Но на хмуром лице Найджела уже появилась улыбка.
– Зато мы вернули то, что чуть не потеряли, – ответил он. – Теперь-то я положу мешок перед собой и больше не спущу с него глаз до самого Гилдфорда.
И они затрусили вперед по дороге к церкви Св. Катарины. Там они еще раз переправились через извилистую реку Уэй и оказались на главной улице города, круто идущей вверх по холму. Но обе стороны тянулись дома с массивными остроконечными крышами; слева стоял монастырский странноприимный дом, где и теперь еще можно выпить кружечку доброго эля, а справа – большая квадратная башня замка – не мрачные серые развалины, а веселая, оживленная, над которой развевался флаг с гербом, а поверх зубцов поблескивали стальные каски. От ворот замка до главной улицы тянулись ряды лавок; вторая из них, если считать от церкви Св. Троицы, принадлежала золотых дел мастеру, богачу и мэру города Торолду.

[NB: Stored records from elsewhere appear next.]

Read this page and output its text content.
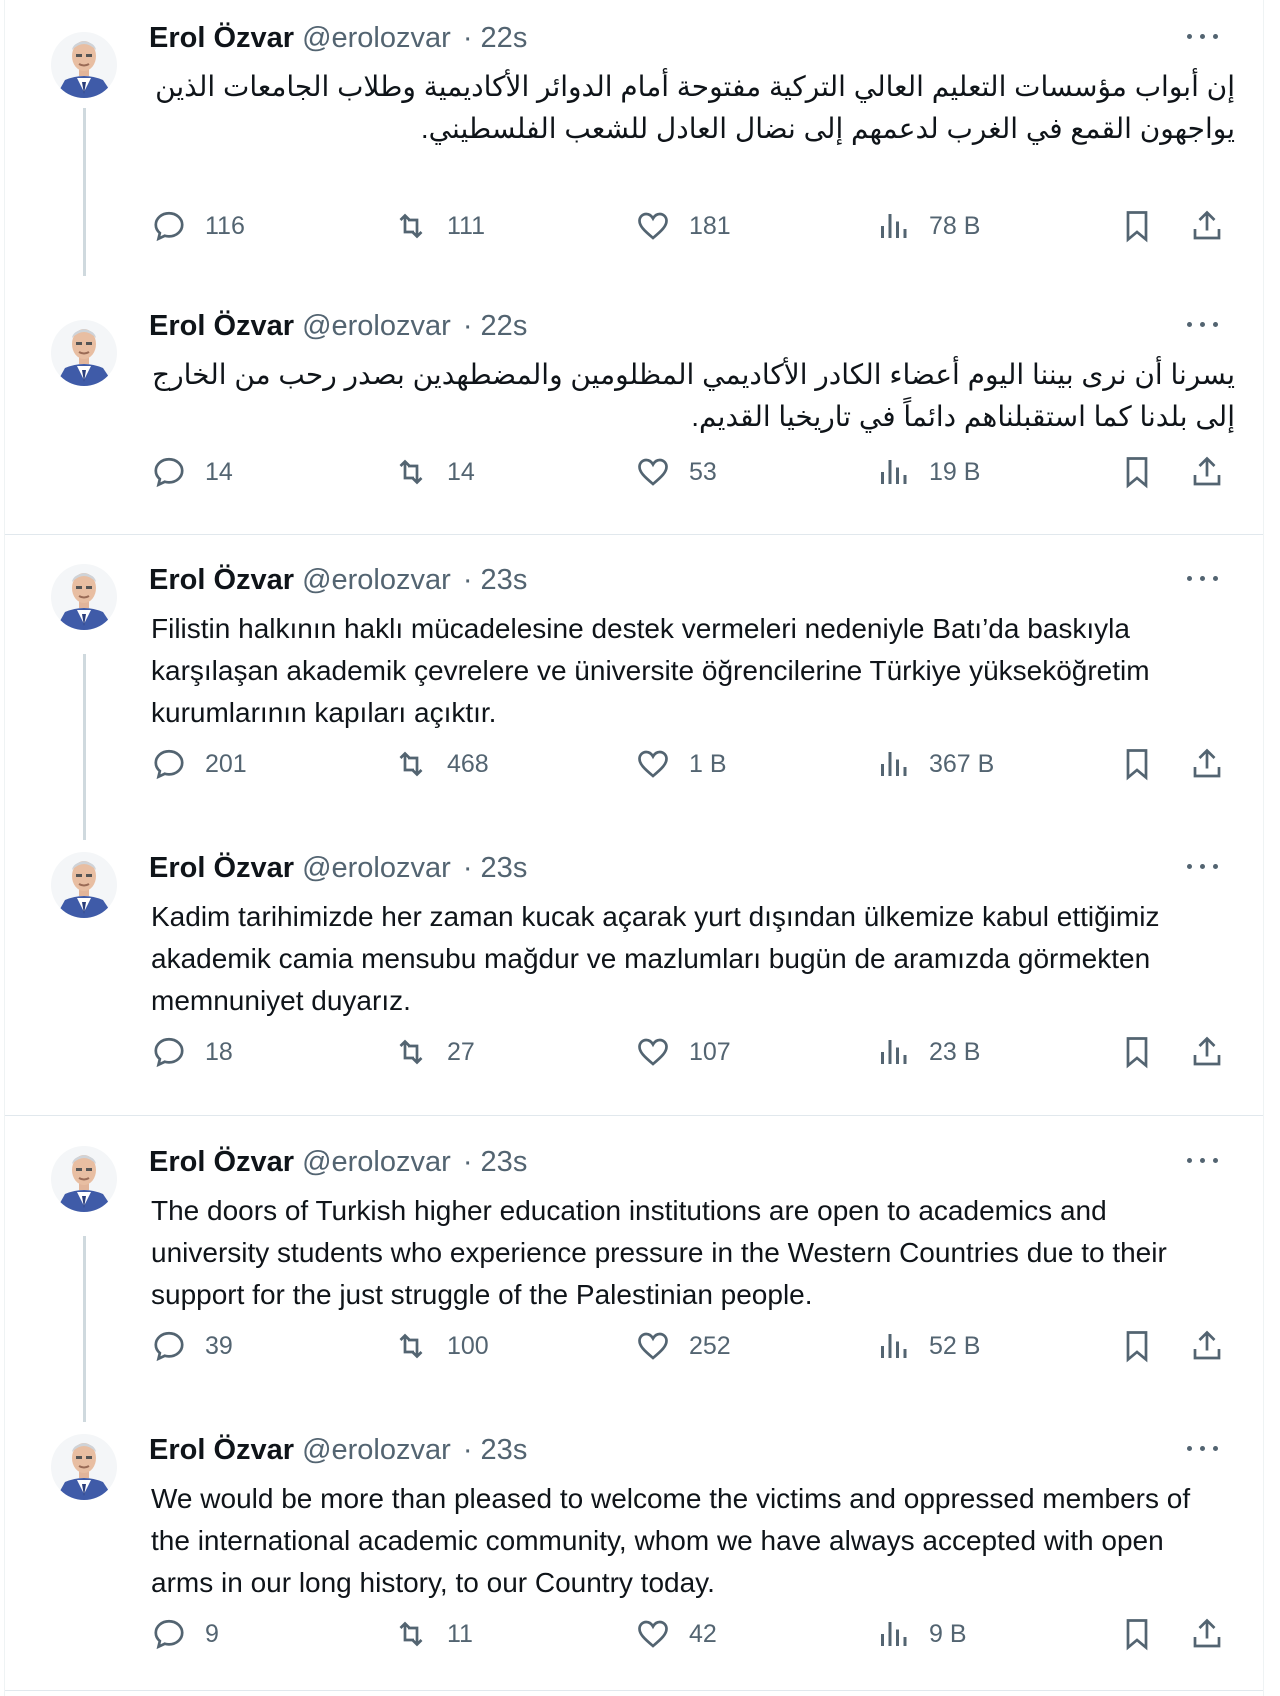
Erol Özvar @erolozvar · 22s
إن أبواب مؤسسات التعليم العالي التركية مفتوحة أمام الدوائر الأكاديمية وطلاب الجامعات الذين يواجهون القمع في الغرب لدعمهم إلى نضال العادل للشعب الفلسطيني.
116	111	181	78 B
Erol Özvar @erolozvar · 22s
يسرنا أن نرى بيننا اليوم أعضاء الكادر الأكاديمي المظلومين والمضطهدين بصدر رحب من الخارج إلى بلدنا كما استقبلناهم دائماً في تاريخيا القديم.
14	14	53	19 B
Erol Özvar @erolozvar · 23s
Filistin halkının haklı mücadelesine destek vermeleri nedeniyle Batı’da baskıyla karşılaşan akademik çevrelere ve üniversite öğrencilerine Türkiye yükseköğretim kurumlarının kapıları açıktır.
201	468	1 B	367 B
Erol Özvar @erolozvar · 23s
Kadim tarihimizde her zaman kucak açarak yurt dışından ülkemize kabul ettiğimiz akademik camia mensubu mağdur ve mazlumları bugün de aramızda görmekten memnuniyet duyarız.
18	27	107	23 B
Erol Özvar @erolozvar · 23s
The doors of Turkish higher education institutions are open to academics and university students who experience pressure in the Western Countries due to their support for the just struggle of the Palestinian people.
39	100	252	52 B
Erol Özvar @erolozvar · 23s
We would be more than pleased to welcome the victims and oppressed members of the international academic community, whom we have always accepted with open arms in our long history, to our Country today.
9	11	42	9 B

Он долго и любовно рассматривал крупные рубины и искусную работу кубка. Потом провел рукой по седой окладистой бороде, словно раздумывая, сколько дать за кубок, пятьдесят ноблей или шестьдесят: он отлично знал, что перепродаст его за верных двести. Предложишь слишком много – себе в убыток; предложишь слишком мало – глядишь, молодой человек заберет обратно и отправится в Лондон: вещицы-то редкие и очень дорогие. Молодой человек, правда, одет бедно, и взгляд у него тревожный. Вероятно, попал в затруднительное положение и даже не знает истинной цены тому, что принес. Надо у него все выведать.

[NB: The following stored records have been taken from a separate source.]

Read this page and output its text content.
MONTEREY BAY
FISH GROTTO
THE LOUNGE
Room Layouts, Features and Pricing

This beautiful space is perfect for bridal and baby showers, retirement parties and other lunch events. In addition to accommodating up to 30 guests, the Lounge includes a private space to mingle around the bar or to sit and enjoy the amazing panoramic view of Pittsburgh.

– Это очень старые вещи, достойный сэр, они давно вышли из моды, – начал он. – О камнях я ничего не могу сказать, они тусклы и необработаны. Но если вы запросите недорого, я все возьму, хотя я сижу здесь не для купли, а для продажи. Сколько вы хотите?
Найджел в растерянности нахмурил брови. Да-а, в этой игре его не выручит ни отвага, ни ловкость. Тут новые силы вели наступление на старые, купец шел покорять воина. Целые столетия он изматывал его, ослаблял его силы, пока наконец не сделал своим слугой, своим рабом.
– Я, право, не знаю, досточтимый сэр, ни мне, ни кому-либо еще, кто носит мое имя, не доводилось торговаться. Ну а вы знаете, сколько могут стоить эти вещи, ведь торговля – ваше ремесло. У леди Эрментруды совсем нет денег, а нам надо принять короля. Заплатите за них по справедливости, и дело с концом.
Ювелир улыбнулся. Сделка обещала быть еще проще и выгоднее, чем он предполагал. Он собирался предложить пятьдесят золотых, но теперь грешно было бы дать больше двадцати пяти.
– Не знаю, что мне потом с ними делать, – начал он, – но раз речь идет о королевском визите, я не пожалею двадцати пяти ноблей.
У Найджела упало сердце. На такие деньги не купить и половины того, что им нужно. Ясно, что леди Эрментруда очень переоценила свои сокровища. Но возвращаться с пустыми руками ему все равно нельзя, значит, если вещи, как уверяет добрый старик, стоят двадцать пять ноблей, остается только поблагодарить его и взять эти золотые.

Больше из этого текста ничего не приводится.